Medigene has successfully completed two clinical phase II trials of EndoTAG®-1 in the indications pancreatic cancer and triple-negative breast cancer (TNBC).
Financial terms: Medigene has received an undisclosed upfront payment from SynCore and is eligible to payments upon certain development and approval milestones as well as royalties. SynCore will assume costs for the Asian part of the global pivotal phase III trial.
Latest news: * On May 27, 2013, Medigene has announced that an exclusive global license and development agreement for the drug candidate EndoTAG®-1 was signed with SynCore Biotechnology. This agreement constitutes a major extension of the July 2012 EndoTAG®-1 agreement, which covered Asia, Australia, and New Zealand and will allow financing of a planned global pivotal phase III clinical trial of EndoTAG®-1 in triple-negative breast cancer (TNBC).
Moreover, Syncore will enter into a strategic alliance with Medigene, acquiring 6.09% of Medigene shares.

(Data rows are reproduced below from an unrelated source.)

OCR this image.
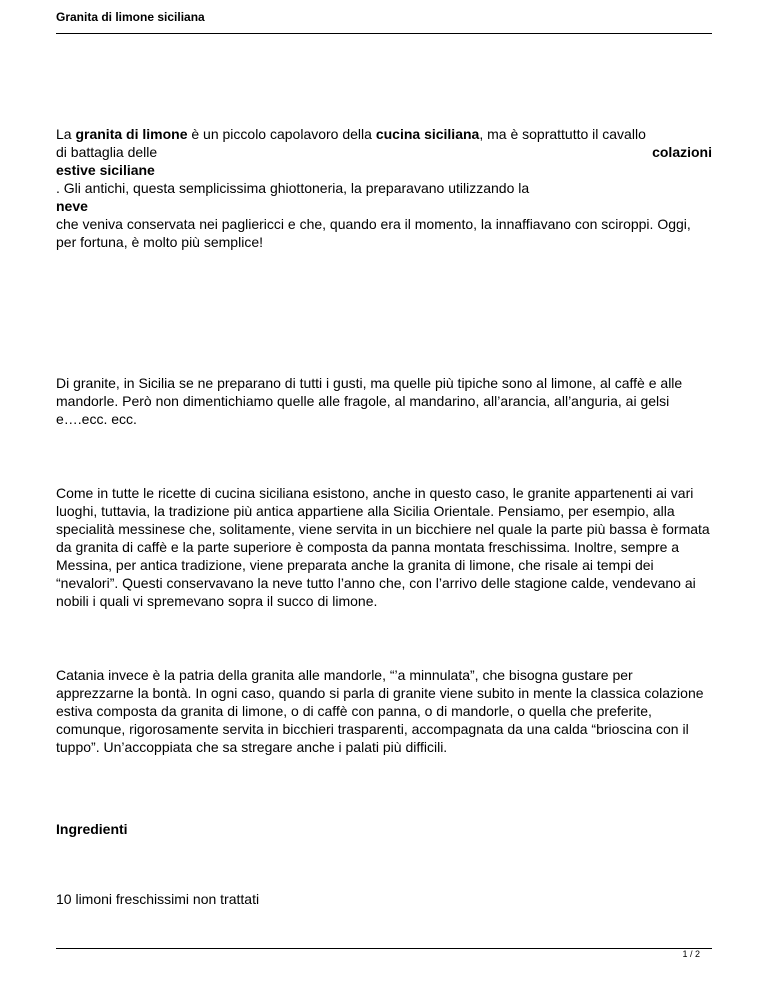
Granita di limone siciliana
La granita di limone è un piccolo capolavoro della cucina siciliana, ma è soprattutto il cavallo
di battaglia delle	colazioni
estive siciliane
. Gli antichi, questa semplicissima ghiottoneria, la preparavano utilizzando la
neve
che veniva conservata nei pagliericci e che, quando era il momento, la innaffiavano con sciroppi. Oggi, per fortuna, è molto più semplice!

Di granite, in Sicilia se ne preparano di tutti i gusti, ma quelle più tipiche sono al limone, al caffè e alle mandorle. Però non dimentichiamo quelle alle fragole, al mandarino, all’arancia, all’anguria, ai gelsi e….ecc. ecc.

Come in tutte le ricette di cucina siciliana esistono, anche in questo caso, le granite appartenenti ai vari luoghi, tuttavia, la tradizione più antica appartiene alla Sicilia Orientale. Pensiamo, per esempio, alla specialità messinese che, solitamente, viene servita in un bicchiere nel quale la parte più bassa è formata da granita di caffè e la parte superiore è composta da panna montata freschissima. Inoltre, sempre a Messina, per antica tradizione, viene preparata anche la granita di limone, che risale ai tempi dei “nevalori”. Questi conservavano la neve tutto l’anno che, con l’arrivo delle stagione calde, vendevano ai nobili i quali vi spremevano sopra il succo di limone.

Catania invece è la patria della granita alle mandorle, “’a minnulata”, che bisogna gustare per apprezzarne la bontà. In ogni caso, quando si parla di granite viene subito in mente la classica colazione estiva composta da granita di limone, o di caffè con panna, o di mandorle, o quella che preferite, comunque, rigorosamente servita in bicchieri trasparenti, accompagnata da una calda “brioscina con il tuppo”. Un’accoppiata che sa stregare anche i palati più difficili.

Ingredienti
10 limoni freschissimi non trattati
1 / 2
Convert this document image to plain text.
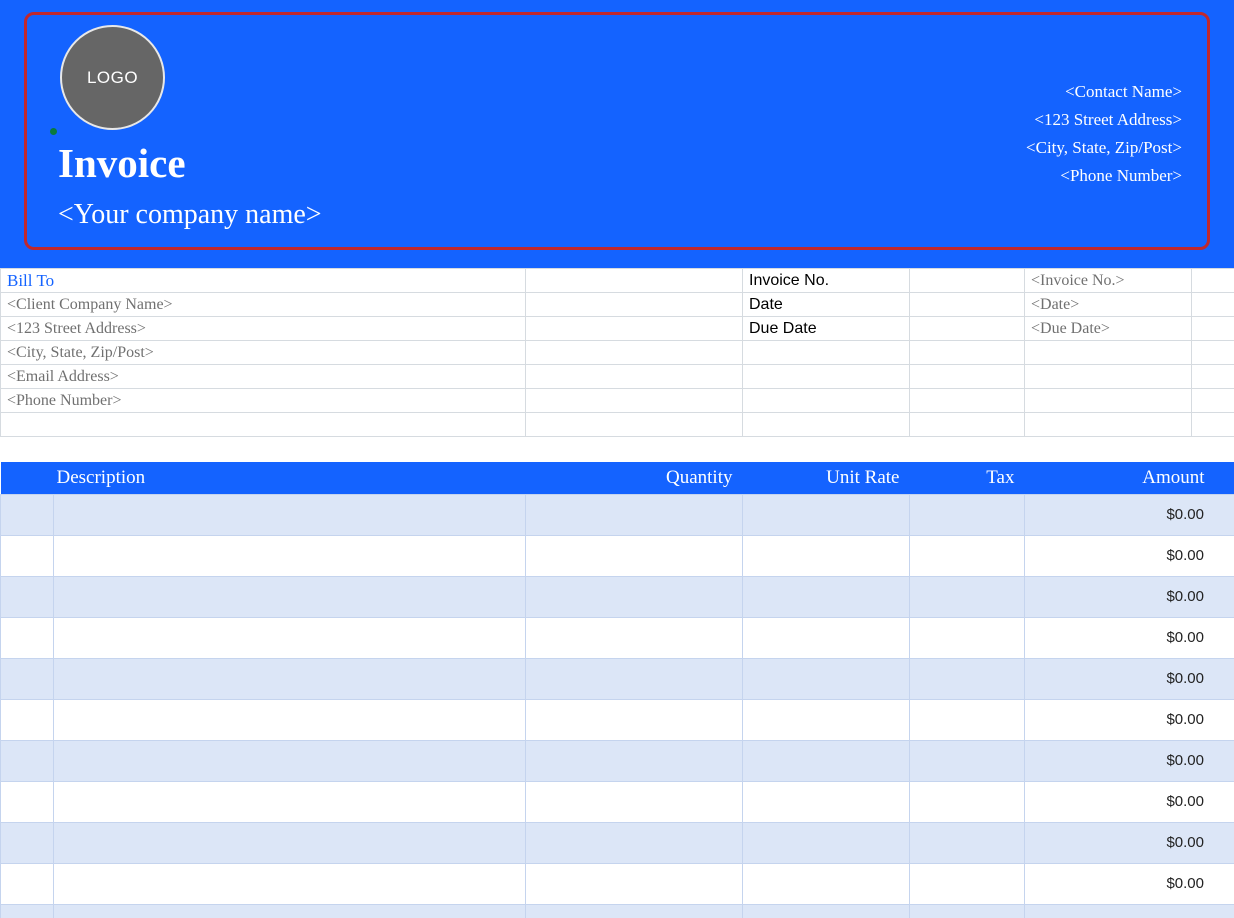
LOGO
Invoice
<Your company name>
<Contact Name>
<123 Street Address>
<City, State, Zip/Post>
<Phone Number>
Bill To		Invoice No.		<Invoice No.>	
<Client Company Name>		Date		<Date>	
<123 Street Address>		Due Date		<Due Date>	
<City, State, Zip/Post>					
<Email Address>					
<Phone Number>					

Description		Quantity	Unit Rate	Tax	Amount
					$0.00
					$0.00
					$0.00
					$0.00
					$0.00
					$0.00
					$0.00
					$0.00
					$0.00
					$0.00
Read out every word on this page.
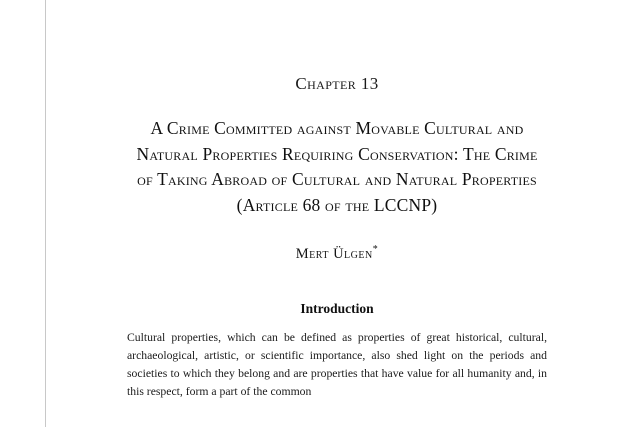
Chapter 13
A Crime Committed against Movable Cultural and Natural Properties Requiring Conservation: The Crime of Taking Abroad of Cultural and Natural Properties (Article 68 of the LCCNP)
Mert Ülgen*
Introduction
Cultural properties, which can be defined as properties of great historical, cultural, archaeological, artistic, or scientific importance, also shed light on the periods and societies to which they belong and are properties that have value for all humanity and, in this respect, form a part of the common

This investment makes SynCore a strategic core investor and one of the largest shareholders of Medigene.Within the scope of the new license agreement, SynCore will provide complete financing of the planned phase III clinical trial of EndoTAG®-1, and will in turn receive the global marketing rights to EndoTAG®-1. Medigene receives an upfront payment from SynCore and is eligible to payments upon certain development and approval milestones as well as royalties after market approval of EndoTAG®-1. The partners expect to start the phase III clinical trial in the second half of 2014.
To substantiate the partnership with Medigene, Syncore will acquire 2,405,800 newly issued shares from authorized capital of Medigene AG at a price of € 1.00 per share. SynCore will be subject to a lock-up period of 12 months for the shares, which underscores the strategic aspect of this investment. In the course of this capital increase, Medigene receives proceeds of € 2,405,800.00.